Les forces afghanes ont officiellement pris mardi le contrôle de la sécurité du pays à la place de l'Otan, une étape importante du retrait occidental prévu ces prochaines années, quelques heures après un nouvel attentat qui a fait trois morts à Kaboul.

Le processus de transfert d'autorité progressif, qui avait débuté en juillet 2011, s'est achevé dans la matinée avec le passage sous contrôle du gouvernement afghan des derniers districts contrôlés par la force internationale de l'OTAN (ISAF).

«Nos troupes courageuses auront la responsabilité de la sécurité» du pays et «mèneront désormais les opérations», s'est félicité le président afghan Hamid Karzaï dans un discours prononcé lors de la cérémonie officielle de passage de témoin organisée à Kaboul.

Les forces afghanes «prennent le relais avec une détermination remarquable, et méritent le soutien de l'ensemble du peuple afghan», a de son côté déclaré  le secrétaire général de l'OTAN, Anders Fogh Rasmussen, au cours de la cérémonie.

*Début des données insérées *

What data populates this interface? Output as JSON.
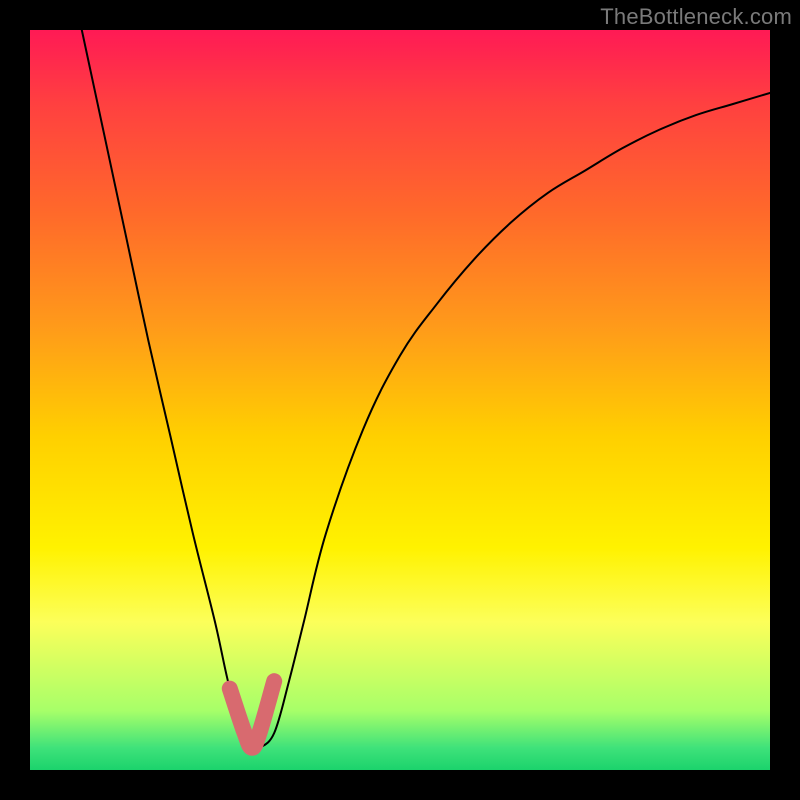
{
  "watermark": "TheBottleneck.com",
  "chart_data": {
    "type": "line",
    "title": "",
    "xlabel": "",
    "ylabel": "",
    "xlim": [
      0,
      100
    ],
    "ylim": [
      0,
      100
    ],
    "series": [
      {
        "name": "curve",
        "x": [
          7,
          10,
          13,
          16,
          19,
          22,
          25,
          27,
          29,
          30,
          31,
          33,
          35,
          37,
          40,
          45,
          50,
          55,
          60,
          65,
          70,
          75,
          80,
          85,
          90,
          95,
          100
        ],
        "values": [
          100,
          86,
          72,
          58,
          45,
          32,
          20,
          11,
          5,
          3,
          3,
          5,
          12,
          20,
          32,
          46,
          56,
          63,
          69,
          74,
          78,
          81,
          84,
          86.5,
          88.5,
          90,
          91.5
        ]
      },
      {
        "name": "highlight",
        "x": [
          27,
          29,
          30,
          31,
          33
        ],
        "values": [
          11,
          5,
          3,
          5,
          12
        ]
      }
    ],
    "colors": {
      "curve": "#000000",
      "highlight": "#d86a6f"
    }
  }
}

Le passage de témoin, qui avait commencé avec des provinces comptant parmi les plus paisibles d'Afghanistan, s'achève avec le transfert de 95 districts de provinces elles très marquées par l'insurrection: Kandahar (sud), bastion historique des talibans, et Khost et Paktika, sanctuaires des rebelles le long de la frontière pakistanaise, dans le sud-est.

L'ISAF n'aura en théorie désormais plus qu'un rôle de soutien, notamment aérien en cas d'attaque sérieuse, et de formation des quelque 350 000 membres des forces de sécurité afghanes (soldats, policiers et paramilitaires). La grande majorité des 100 000 membres de la force internationale doivent quitter le pays d'ici la fin 2014. Les États-Unis, qui lui fournissent les deux tiers de ses soldats, prévoient toutefois de laisser dans le pays un contingent de soldats dont ils n'ont pas encore précisé le nombre.

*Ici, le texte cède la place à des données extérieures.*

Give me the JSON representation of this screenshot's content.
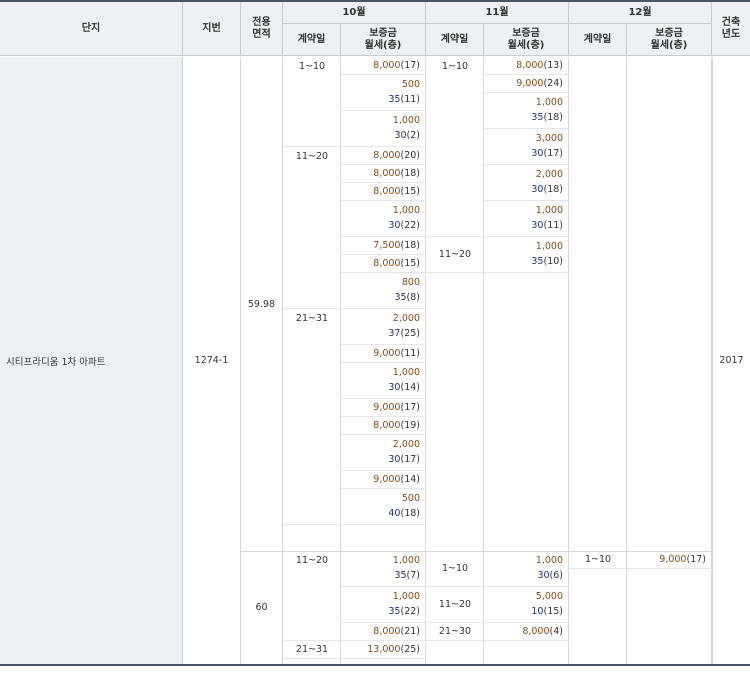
{
  "headers": {
    "complex": "단지",
    "lot": "지번",
    "area": "전용\n면적",
    "oct": "10월",
    "nov": "11월",
    "dec": "12월",
    "contract_day": "계약일",
    "deposit_rent": "보증금\n월세(층)",
    "built_year": "건축\n년도"
  },
  "complex_name": "시티프라디움 1차 아파트",
  "lot_number": "1274-1",
  "built_year": "2017",
  "groups": [
    {
      "area": "59.98",
      "months": [
        {
          "periods": [
            "1~10",
            "11~20",
            "21~31"
          ],
          "entries": [
            {
              "period": 0,
              "deposit": "8,000",
              "rent": "",
              "floor": "(17)"
            },
            {
              "period": 0,
              "deposit": "500",
              "rent": "35",
              "floor": "(11)"
            },
            {
              "period": 0,
              "deposit": "1,000",
              "rent": "30",
              "floor": "(2)"
            },
            {
              "period": 1,
              "deposit": "8,000",
              "rent": "",
              "floor": "(20)"
            },
            {
              "period": 1,
              "deposit": "8,000",
              "rent": "",
              "floor": "(18)"
            },
            {
              "period": 1,
              "deposit": "8,000",
              "rent": "",
              "floor": "(15)"
            },
            {
              "period": 1,
              "deposit": "1,000",
              "rent": "30",
              "floor": "(22)"
            },
            {
              "period": 1,
              "deposit": "7,500",
              "rent": "",
              "floor": "(18)"
            },
            {
              "period": 1,
              "deposit": "8,000",
              "rent": "",
              "floor": "(15)"
            },
            {
              "period": 1,
              "deposit": "800",
              "rent": "35",
              "floor": "(8)"
            },
            {
              "period": 2,
              "deposit": "2,000",
              "rent": "37",
              "floor": "(25)"
            },
            {
              "period": 2,
              "deposit": "9,000",
              "rent": "",
              "floor": "(11)"
            },
            {
              "period": 2,
              "deposit": "1,000",
              "rent": "30",
              "floor": "(14)"
            },
            {
              "period": 2,
              "deposit": "9,000",
              "rent": "",
              "floor": "(17)"
            },
            {
              "period": 2,
              "deposit": "8,000",
              "rent": "",
              "floor": "(19)"
            },
            {
              "period": 2,
              "deposit": "2,000",
              "rent": "30",
              "floor": "(17)"
            },
            {
              "period": 2,
              "deposit": "9,000",
              "rent": "",
              "floor": "(14)"
            },
            {
              "period": 2,
              "deposit": "500",
              "rent": "40",
              "floor": "(18)"
            }
          ]
        },
        {
          "periods": [
            "1~10",
            "11~20"
          ],
          "entries": [
            {
              "period": 0,
              "deposit": "8,000",
              "rent": "",
              "floor": "(13)"
            },
            {
              "period": 0,
              "deposit": "9,000",
              "rent": "",
              "floor": "(24)"
            },
            {
              "period": 0,
              "deposit": "1,000",
              "rent": "35",
              "floor": "(18)"
            },
            {
              "period": 0,
              "deposit": "3,000",
              "rent": "30",
              "floor": "(17)"
            },
            {
              "period": 0,
              "deposit": "2,000",
              "rent": "30",
              "floor": "(18)"
            },
            {
              "period": 0,
              "deposit": "1,000",
              "rent": "30",
              "floor": "(11)"
            },
            {
              "period": 1,
              "deposit": "1,000",
              "rent": "35",
              "floor": "(10)"
            }
          ]
        },
        {
          "periods": [],
          "entries": []
        }
      ]
    },
    {
      "area": "60",
      "months": [
        {
          "periods": [
            "11~20",
            "21~31"
          ],
          "entries": [
            {
              "period": 0,
              "deposit": "1,000",
              "rent": "35",
              "floor": "(7)"
            },
            {
              "period": 0,
              "deposit": "1,000",
              "rent": "35",
              "floor": "(22)"
            },
            {
              "period": 0,
              "deposit": "8,000",
              "rent": "",
              "floor": "(21)"
            },
            {
              "period": 1,
              "deposit": "13,000",
              "rent": "",
              "floor": "(25)"
            }
          ]
        },
        {
          "periods": [
            "1~10",
            "11~20",
            "21~30"
          ],
          "entries": [
            {
              "period": 0,
              "deposit": "1,000",
              "rent": "30",
              "floor": "(6)"
            },
            {
              "period": 1,
              "deposit": "5,000",
              "rent": "10",
              "floor": "(15)"
            },
            {
              "period": 2,
              "deposit": "8,000",
              "rent": "",
              "floor": "(4)"
            }
          ]
        },
        {
          "periods": [
            "1~10"
          ],
          "entries": [
            {
              "period": 0,
              "deposit": "9,000",
              "rent": "",
              "floor": "(17)"
            }
          ]
        }
      ]
    }
  ]
}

La fin du transfert de la sécurité «est l'une des questions très importantes pour l'Afghanistan», avait déclaré la semaine dernière Masoom Stanikzaï, secrétaire du Haut Conseil de la paix (HPC), structure mise en place mi-2010 par le président Karzaï pour établir des contacts avec les responsables talibans.

«L'idée que l'Afghanistan était occupée par des troupes étrangères qui resteraient éternellement dans le pays était l'un des principaux prétextes qui a permis aux talibans et à d'autres groupes de recruter des combattants», avait-il ajouté.

Attentat juste avant le passage de témoin

Mais nombre d'observateurs doutent de la capacité des forces afghanes à assurer seules la sécurité du pays, notamment face aux talibans, chassés du pouvoir par les Occidentaux à la fin 2001 et qui ont gagné du terrain ces dernières années.

Des contacts ont eu lieu ces dernières années entre Américains et rebelles, mais n'ont à ce jour rien donné, faute d'accord entre les deux parties, les talibans refusant notamment toute présence militaire américaine dans le pays après 2014. Ce statut quo fait craindre une nouvelle guerre civile dans le pays une fois que les troupes étrangères l'auront quitté.

Une série d'attaques récentes, dont plusieurs visant le gouvernement dans la capitale Kaboul, ont démontré la capacité des rebelles à frapper les endroits censés être plus sécurisés, même s'ils ne sont pas en mesure de prendre militairement la capitale, quadrillée par les forces locales et de l'OTAN.

Comme un symbole, la dernière a eu lieu moins de deux heures avant la cérémonie de passage de témoin, et a visé  Mohammed Mohaqiq, un leader de la minorité hazara, influent membre du parlement et allié du président Karzaï.

Au moins trois civils ont été tués et 24 blessés dans l'explosion de la bombe artisanale dissimulée près de la maison de M. Mohaqiq, selon la police, qui avait dans un premier temps évoqué par erreur un attentat suicide.

«L'attaque visait Mohammed Mohaqiq, qui en a réchappé indemne», a indiqué un membre de l'entourage du parlementaire, précisant que la bombe avait explosé devant les bureaux de la Commission afghane des droits de l'Homme.

De part son influence, M. Mohaqiq est appelé à jouer un rôle important lors de l'élection présidentielle de l'an prochain. Celle-ci s'annonce incertaine en raison de l'insécurité persistante dans le pays mais également de l'absence à ce jour de favori déclaré, le président Karzaï devant laisser sa place car arrivé au terme de deux mandats.